Entries categorized as “Movies” 110 results

KSanders writesLife Preservers: Reviews of “Pictures of Ghosts,” “Bye Bye Tiberius,” “Food Roots,” and “They Shot the Piano Player”

by Kyle Sanders

If you’re a sucker for nostalgia, then it would help if you’re also a prolific filmmaker. That way, anything from your past that helped define your entire being can be the subject of your next project.

In the process, you’re also helping preserve a legacy that viewers can appreciate with what you’ve documented. And the more love and passion you put into it, the better your film will be received.

Several of the documentaries featured at this year’s Chicago International Film Festival involve a subject very personal to the filmmaker, be it family, hobby, or both. There appears a common thread between them as well: preventing the passage of time from allowing these subjects to disappear forever.

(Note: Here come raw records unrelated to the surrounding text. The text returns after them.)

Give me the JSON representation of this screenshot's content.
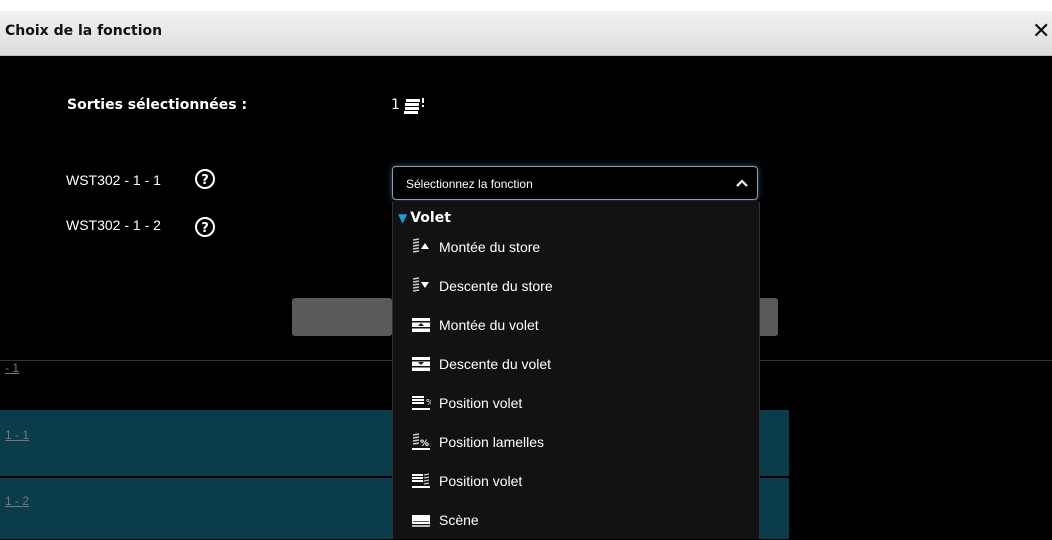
{
  "dialog": {
    "title": "Choix de la fonction",
    "close_glyph": "✕"
  },
  "selection": {
    "label": "Sorties sélectionnées :",
    "count": "1"
  },
  "outputs": [
    {
      "name": "WST302 - 1 - 1"
    },
    {
      "name": "WST302 - 1 - 2"
    }
  ],
  "select": {
    "placeholder": "Sélectionnez la fonction"
  },
  "dropdown": {
    "group": "Volet",
    "options": [
      {
        "label": "Montée du store",
        "icon": "store-up-icon"
      },
      {
        "label": "Descente du store",
        "icon": "store-down-icon"
      },
      {
        "label": "Montée du volet",
        "icon": "shutter-up-icon"
      },
      {
        "label": "Descente du volet",
        "icon": "shutter-down-icon"
      },
      {
        "label": "Position volet",
        "icon": "shutter-position-icon"
      },
      {
        "label": "Position lamelles",
        "icon": "slats-position-icon"
      },
      {
        "label": "Position volet",
        "icon": "shutter-slats-position-icon"
      },
      {
        "label": "Scène",
        "icon": "scene-icon"
      }
    ]
  },
  "background_table": {
    "rows": [
      {
        "label": "- 1"
      },
      {
        "label": "1 - 1"
      },
      {
        "label": "1 - 2"
      }
    ]
  },
  "colors": {
    "accent": "#1e9be8",
    "row_highlight": "#0a3a4a",
    "header_bg": "#e6e6e6"
  }
}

In Pictures of Ghosts (Brazil), Kleber Mendonca Filho lovingly reflects on the places of his past, all of which revolve around his love of film. From his boyhood home, where he watched his first movies (and began making them as well), to the cinemas of Recife, which provided him his first job as a teenager and a father figure of sorts from a friendly projectionist.

Filho cuts and pastes together an ode to an era of movie marquees (lovingly referred to as "timekeepers" that comment on life in the world) that no longer exists in the city where he grew up—at least outside of his memory, that is.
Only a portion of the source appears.